Reasoning Model Support
Talemate supports reasoning models that can perform step-by-step thinking before generating their final response. This feature allows models to work through complex problems internally before providing an answer.
Enabling Reasoning Support
To enable reasoning support for a client:
- Open the Clients dialog from the main toolbar
- Select the client you want to configure
- Navigate to the Reasoning tab in the client configuration
- Check the Enable Reasoning checkbox
Configuring Reasoning Tokens
Once reasoning is enabled, you can configure the Reasoning Tokens setting using the slider:
Recommended Token Amounts
For local reasoning models: Use a high token allocation (recommended: 4096 tokens) to give the model sufficient space for complex reasoning.

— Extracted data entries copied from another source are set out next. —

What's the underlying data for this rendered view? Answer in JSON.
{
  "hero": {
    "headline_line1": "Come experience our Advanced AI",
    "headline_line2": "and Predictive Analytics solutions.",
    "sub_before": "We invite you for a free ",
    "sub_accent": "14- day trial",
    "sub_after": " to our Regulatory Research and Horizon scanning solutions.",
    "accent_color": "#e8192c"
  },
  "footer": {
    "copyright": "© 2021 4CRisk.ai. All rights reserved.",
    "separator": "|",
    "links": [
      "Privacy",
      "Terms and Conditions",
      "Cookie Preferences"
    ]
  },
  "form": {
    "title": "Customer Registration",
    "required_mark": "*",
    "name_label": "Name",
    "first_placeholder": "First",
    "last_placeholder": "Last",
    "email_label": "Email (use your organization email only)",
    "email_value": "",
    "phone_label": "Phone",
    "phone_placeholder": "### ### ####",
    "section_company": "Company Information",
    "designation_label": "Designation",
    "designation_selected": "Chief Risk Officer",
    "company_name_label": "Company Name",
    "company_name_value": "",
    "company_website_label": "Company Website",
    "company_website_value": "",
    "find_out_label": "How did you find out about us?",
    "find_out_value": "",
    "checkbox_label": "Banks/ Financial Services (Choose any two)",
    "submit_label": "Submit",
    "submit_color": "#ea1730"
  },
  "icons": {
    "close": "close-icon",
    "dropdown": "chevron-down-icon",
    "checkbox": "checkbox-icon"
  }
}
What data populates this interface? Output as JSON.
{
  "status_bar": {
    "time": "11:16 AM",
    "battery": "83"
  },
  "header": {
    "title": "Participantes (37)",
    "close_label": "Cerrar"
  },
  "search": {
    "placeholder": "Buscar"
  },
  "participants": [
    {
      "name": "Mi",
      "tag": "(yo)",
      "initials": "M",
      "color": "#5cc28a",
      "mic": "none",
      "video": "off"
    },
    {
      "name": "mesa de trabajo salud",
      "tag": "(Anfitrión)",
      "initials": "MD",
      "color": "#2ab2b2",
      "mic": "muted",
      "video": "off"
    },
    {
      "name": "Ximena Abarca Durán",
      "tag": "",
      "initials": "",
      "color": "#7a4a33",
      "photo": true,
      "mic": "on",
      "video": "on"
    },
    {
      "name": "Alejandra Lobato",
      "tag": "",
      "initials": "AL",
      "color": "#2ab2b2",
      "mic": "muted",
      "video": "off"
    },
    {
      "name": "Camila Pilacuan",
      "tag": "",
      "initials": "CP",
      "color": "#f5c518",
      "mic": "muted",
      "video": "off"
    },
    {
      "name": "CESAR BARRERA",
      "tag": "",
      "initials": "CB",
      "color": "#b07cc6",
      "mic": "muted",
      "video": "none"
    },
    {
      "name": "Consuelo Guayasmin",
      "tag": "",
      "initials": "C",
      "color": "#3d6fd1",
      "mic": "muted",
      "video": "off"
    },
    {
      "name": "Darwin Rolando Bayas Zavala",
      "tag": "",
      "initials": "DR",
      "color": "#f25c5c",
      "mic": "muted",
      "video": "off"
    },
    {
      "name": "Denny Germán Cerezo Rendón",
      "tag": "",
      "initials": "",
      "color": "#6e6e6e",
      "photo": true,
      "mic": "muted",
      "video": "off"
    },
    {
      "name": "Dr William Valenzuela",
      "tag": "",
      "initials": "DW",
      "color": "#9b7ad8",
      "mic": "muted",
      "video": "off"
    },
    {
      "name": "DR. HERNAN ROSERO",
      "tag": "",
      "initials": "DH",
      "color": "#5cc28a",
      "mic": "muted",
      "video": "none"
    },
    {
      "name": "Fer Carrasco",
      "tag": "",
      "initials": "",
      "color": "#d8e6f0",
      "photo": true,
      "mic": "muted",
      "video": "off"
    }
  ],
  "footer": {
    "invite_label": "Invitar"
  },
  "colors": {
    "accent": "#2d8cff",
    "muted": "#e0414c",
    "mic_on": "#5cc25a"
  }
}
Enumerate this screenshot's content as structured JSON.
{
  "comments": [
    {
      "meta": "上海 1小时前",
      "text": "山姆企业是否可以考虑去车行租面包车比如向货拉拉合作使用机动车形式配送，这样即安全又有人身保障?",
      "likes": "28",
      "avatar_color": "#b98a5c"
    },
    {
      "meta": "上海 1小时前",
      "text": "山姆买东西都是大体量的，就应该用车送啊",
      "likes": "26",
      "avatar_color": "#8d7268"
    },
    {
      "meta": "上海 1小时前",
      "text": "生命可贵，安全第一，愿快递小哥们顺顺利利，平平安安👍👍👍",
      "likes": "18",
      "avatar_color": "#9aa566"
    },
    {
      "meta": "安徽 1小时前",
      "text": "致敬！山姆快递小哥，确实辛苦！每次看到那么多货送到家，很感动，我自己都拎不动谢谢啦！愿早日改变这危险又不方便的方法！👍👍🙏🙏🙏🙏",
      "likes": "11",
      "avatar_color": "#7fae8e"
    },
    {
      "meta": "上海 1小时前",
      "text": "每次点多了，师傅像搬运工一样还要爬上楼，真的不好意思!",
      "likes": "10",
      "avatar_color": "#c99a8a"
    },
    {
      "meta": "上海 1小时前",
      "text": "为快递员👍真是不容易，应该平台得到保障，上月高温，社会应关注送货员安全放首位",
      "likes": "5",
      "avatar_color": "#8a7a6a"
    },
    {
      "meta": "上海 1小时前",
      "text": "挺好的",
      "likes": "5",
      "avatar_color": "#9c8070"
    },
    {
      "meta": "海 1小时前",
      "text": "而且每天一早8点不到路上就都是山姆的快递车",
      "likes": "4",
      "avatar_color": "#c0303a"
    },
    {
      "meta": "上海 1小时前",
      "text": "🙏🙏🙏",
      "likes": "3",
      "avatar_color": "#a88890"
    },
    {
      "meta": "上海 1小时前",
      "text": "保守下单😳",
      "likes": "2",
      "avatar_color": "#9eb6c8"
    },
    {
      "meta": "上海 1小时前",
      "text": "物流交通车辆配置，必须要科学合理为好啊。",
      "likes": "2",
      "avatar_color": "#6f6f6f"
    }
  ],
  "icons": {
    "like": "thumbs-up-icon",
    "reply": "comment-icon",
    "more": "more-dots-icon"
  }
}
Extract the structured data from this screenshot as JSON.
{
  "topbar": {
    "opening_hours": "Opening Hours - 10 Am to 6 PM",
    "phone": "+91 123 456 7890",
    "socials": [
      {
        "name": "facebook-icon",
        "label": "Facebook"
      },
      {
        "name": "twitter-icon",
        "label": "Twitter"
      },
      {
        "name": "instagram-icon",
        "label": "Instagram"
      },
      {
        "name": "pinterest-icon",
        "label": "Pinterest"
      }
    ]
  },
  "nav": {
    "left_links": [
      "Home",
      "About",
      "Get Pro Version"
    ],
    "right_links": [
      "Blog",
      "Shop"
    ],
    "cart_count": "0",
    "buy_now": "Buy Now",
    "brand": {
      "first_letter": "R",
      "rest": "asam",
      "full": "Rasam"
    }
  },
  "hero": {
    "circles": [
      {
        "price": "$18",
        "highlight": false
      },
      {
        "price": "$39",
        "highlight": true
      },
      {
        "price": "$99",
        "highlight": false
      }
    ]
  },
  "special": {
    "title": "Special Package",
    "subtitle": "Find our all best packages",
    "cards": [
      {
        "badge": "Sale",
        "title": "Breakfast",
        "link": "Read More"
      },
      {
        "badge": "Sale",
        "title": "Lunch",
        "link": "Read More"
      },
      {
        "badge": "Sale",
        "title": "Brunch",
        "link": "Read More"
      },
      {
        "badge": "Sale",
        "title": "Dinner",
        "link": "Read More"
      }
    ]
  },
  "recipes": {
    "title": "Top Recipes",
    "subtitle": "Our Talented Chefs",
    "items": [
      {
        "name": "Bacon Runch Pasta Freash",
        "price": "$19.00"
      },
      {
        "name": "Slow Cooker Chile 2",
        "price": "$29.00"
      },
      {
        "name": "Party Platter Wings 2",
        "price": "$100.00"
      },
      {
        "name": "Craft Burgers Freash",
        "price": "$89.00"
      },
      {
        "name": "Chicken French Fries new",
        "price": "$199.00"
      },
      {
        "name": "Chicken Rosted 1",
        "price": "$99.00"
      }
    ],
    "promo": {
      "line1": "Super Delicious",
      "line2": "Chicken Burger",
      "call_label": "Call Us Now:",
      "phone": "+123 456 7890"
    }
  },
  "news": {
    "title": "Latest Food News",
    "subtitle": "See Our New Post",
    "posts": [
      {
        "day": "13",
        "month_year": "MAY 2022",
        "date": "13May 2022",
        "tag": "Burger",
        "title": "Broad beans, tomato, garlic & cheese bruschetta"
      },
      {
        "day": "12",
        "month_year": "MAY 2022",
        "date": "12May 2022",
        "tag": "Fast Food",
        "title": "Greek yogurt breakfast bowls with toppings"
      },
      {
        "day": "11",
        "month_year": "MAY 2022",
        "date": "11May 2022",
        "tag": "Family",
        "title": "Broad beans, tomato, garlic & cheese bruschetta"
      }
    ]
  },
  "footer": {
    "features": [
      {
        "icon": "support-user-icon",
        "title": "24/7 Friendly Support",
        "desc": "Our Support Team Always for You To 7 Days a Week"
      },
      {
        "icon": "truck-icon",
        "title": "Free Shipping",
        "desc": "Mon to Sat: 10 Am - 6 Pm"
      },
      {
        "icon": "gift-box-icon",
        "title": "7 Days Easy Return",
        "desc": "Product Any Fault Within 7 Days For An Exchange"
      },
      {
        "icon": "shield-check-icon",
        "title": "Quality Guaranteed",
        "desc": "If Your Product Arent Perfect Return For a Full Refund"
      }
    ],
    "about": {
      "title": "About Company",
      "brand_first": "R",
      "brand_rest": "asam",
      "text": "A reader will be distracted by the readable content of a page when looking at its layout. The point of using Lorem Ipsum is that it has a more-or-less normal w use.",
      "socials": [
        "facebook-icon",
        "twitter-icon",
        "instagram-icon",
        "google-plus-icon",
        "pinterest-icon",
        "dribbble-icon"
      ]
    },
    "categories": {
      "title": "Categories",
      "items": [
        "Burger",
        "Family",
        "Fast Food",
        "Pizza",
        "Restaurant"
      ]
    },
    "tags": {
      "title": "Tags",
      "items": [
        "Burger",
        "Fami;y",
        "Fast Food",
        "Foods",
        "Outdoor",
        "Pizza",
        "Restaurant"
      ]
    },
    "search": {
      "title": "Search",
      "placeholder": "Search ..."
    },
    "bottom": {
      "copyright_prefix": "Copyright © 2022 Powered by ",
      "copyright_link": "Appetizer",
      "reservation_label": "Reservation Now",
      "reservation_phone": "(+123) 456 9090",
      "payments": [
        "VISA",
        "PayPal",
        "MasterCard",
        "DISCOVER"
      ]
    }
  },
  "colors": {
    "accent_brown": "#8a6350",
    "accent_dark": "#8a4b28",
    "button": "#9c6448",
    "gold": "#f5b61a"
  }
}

For remote APIs: Start with lower amounts (512-1024 tokens) and adjust based on your needs and token costs.
Token Allocation Behavior
The behavior of the reasoning tokens setting depends on your API provider:
For APIs that support direct reasoning token specification:
- The specified tokens will be allocated specifically for reasoning
- The model will use these tokens for internal thinking before generating the response
For APIs that do NOT support reasoning token specification:
- The tokens are added as extra allowance to the response token limit for ALL requests
- This may lead to more verbose responses than usual since Talemate normally uses response token limits to control verbosity
Increased Verbosity
For providers without direct reasoning token support, enabling reasoning may result in more verbose responses since the extra tokens are added to all requests.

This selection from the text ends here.